Meine psychischen Probleme konnte ich zum größten Teil in einer Psychoanalyse
(seit sieben Jahren in Behandlung) aufarbeiten. Ich werde jedoch mein Leben
lang unter den Folgen dieser menschenverachtenden Behandlung leiden. Ich bin
weder Mann, noch Frau, aber vor allem bin ich auch kein Zwitter mehr. Ich
bleibe Flickwerk, geschaffen von Medizinern, verletzt, vernarbt. Ich muss mich
neu erfinden, wenn ich weiter leben will.
Heute habe ich dank Jahre langer Psychoanalyse meinen inneren Frieden gefunden,
kann wieder Nähe und Liebe zulassen. Und dennoch ist es schwierig. Ich fühle
mich wie jemand, der nach vierzig Jahren aus dem Koma erwacht ist, seine Hände
betrachtet und realisiert, wie die Zeit vergangen ist und wie wenig er vom
Leben hatte. Mein körperlicher Urzustand ist unwiederbringlich verloren. Meine
Identität, meine Würde wurden mir genommen.
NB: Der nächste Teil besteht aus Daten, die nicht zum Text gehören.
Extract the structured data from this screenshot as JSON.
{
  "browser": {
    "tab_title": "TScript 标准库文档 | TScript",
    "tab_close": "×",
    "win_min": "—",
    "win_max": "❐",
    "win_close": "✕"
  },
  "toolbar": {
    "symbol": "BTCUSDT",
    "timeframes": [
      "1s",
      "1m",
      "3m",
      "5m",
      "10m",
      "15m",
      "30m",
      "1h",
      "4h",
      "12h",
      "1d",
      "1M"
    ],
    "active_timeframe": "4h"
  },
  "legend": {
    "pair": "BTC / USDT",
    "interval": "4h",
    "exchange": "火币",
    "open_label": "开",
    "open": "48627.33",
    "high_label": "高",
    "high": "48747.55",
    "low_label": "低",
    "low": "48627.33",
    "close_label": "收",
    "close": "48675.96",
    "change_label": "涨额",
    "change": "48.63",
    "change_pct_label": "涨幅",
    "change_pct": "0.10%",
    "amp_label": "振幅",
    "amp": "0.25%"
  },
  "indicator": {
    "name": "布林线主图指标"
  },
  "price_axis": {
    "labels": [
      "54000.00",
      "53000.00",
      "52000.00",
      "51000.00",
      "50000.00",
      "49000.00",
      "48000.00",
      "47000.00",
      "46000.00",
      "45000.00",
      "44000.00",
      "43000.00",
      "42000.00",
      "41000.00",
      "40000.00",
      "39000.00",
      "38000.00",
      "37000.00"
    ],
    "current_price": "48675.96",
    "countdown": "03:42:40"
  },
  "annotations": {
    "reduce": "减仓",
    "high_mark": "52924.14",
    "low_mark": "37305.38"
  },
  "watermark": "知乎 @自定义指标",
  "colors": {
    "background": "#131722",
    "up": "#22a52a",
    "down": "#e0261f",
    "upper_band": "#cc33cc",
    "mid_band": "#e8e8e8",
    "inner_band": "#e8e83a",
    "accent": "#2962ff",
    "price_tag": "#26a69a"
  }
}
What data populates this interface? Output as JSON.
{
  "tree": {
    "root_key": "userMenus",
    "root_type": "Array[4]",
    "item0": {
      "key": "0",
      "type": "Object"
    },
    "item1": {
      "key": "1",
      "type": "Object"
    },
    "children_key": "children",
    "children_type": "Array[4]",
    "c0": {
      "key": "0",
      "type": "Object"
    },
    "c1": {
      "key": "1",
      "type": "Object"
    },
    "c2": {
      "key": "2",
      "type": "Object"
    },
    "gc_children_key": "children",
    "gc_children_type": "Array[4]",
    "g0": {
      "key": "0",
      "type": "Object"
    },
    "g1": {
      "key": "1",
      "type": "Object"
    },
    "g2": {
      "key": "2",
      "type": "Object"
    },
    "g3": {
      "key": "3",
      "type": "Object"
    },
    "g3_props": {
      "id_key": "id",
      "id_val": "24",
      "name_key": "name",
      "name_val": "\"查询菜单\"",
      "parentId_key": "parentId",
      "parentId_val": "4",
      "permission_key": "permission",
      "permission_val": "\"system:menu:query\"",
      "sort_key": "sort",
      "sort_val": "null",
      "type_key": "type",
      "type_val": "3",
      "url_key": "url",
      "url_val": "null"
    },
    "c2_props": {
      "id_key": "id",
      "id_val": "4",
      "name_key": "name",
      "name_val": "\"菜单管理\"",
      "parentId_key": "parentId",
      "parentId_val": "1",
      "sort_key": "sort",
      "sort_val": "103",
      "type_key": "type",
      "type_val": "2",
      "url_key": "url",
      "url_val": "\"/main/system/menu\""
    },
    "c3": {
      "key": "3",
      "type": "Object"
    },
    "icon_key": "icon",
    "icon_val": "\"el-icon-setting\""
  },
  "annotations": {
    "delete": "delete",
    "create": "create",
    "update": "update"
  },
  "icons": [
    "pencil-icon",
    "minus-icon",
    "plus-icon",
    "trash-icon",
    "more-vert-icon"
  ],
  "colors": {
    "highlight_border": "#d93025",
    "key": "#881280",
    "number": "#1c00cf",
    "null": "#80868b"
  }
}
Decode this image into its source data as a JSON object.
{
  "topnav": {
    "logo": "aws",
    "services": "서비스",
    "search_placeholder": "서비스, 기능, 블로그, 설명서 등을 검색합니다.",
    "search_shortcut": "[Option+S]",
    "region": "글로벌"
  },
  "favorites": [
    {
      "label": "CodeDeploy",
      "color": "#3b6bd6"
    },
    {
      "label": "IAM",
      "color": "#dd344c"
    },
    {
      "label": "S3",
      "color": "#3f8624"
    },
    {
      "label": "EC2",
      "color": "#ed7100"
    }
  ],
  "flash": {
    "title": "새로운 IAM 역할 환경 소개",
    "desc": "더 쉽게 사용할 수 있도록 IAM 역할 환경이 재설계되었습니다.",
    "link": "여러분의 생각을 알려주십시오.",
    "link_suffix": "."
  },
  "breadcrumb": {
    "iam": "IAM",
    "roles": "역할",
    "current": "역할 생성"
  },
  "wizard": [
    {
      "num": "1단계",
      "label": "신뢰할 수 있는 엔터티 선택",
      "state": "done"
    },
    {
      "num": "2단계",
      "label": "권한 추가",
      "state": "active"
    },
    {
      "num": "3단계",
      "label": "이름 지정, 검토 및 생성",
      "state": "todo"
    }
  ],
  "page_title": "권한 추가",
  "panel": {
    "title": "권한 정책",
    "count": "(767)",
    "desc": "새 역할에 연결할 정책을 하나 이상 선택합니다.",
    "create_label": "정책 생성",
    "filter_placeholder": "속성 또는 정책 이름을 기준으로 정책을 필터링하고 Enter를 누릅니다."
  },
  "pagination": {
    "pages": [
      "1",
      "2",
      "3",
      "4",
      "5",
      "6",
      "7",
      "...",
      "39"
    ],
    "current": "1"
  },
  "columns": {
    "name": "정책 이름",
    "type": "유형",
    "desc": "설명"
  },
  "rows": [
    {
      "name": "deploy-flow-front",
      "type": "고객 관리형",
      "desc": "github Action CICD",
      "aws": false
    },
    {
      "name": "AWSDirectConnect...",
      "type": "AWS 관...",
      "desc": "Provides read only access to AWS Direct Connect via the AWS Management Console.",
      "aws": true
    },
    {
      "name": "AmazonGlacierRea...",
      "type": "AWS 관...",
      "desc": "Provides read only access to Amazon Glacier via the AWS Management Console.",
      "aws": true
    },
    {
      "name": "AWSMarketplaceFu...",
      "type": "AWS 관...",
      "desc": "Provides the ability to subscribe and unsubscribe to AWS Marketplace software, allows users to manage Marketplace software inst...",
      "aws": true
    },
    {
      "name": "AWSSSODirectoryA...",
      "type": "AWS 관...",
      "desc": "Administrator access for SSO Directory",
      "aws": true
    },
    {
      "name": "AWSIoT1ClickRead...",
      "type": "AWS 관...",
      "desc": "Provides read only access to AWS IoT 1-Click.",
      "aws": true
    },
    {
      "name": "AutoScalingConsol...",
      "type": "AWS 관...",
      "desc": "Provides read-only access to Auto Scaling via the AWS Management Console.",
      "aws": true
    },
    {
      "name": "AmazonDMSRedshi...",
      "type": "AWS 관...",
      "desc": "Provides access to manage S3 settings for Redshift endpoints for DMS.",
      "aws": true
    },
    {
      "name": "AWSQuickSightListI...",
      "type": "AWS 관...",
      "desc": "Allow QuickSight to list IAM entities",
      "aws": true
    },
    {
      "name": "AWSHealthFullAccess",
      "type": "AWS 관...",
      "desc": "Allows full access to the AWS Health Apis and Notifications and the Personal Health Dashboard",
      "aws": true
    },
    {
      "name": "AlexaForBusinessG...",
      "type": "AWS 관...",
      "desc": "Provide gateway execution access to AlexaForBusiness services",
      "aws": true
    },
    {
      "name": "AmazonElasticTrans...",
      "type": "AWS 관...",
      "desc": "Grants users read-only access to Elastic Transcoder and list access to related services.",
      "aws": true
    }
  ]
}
Nun mache ich mich auf, um sie mir
wieder zurück zu erobern!
Nella, Februar 2008
(2) Bei Dissoziationen (auch dissoziative
Störungen genannt) handelt es sich um eine vielgestaltige Störung, bei der es
zu einer teilweisen oder völligen Abspaltung von psychischen Funktionen wie des
Erinnerungsvermögens, eigener Gefühle (Schmerz, Angst, Hunger, Durst, …), der
Wahrnehmung der eigenen Person und/oder der Umgebung kommt."
(...) (http://de.wikipedia.org/wiki/Dissoziation_(Psychologie)
Vgl. auch dissoziative Amnesie: "Das Abkoppeln des expliziten Gedächtnisses von
diesem "Eigenleben" der niederen Steuerungsebenen erklärt die bei
Traumatisierten häufig beobachtbaren dissoziativen Symptome: das
Nicht-Erinnerungsvermögen an Trauma-Situationen nennt man auch dissoziative
Amnesie. Die Abtrennung des Großhirns vom Nachrichtenfluss bewirkt, dass keine
oder nur wenige sinngebenden Bewertungen vorhanden (bzw. physiologisch möglich)
sind und auch kaum etwas im expliziten Gedächtnis gespeichert ist. Da die
impliziten Gedächtnisse zustandsabhängig arbeiten, werden die dort
gespeicherten Informationen nach dem Ende der Lebensgefahr manchmal nicht mehr
aktiviert; sie scheinen "vergessen" (Amnesie). Oder sie werden in bestimmten
Situationen aktiviert, scheinen aber sinnlos zu sein, was dann zu Bewertungen
durch die Umgebung wie "hochsensibel" führen kann."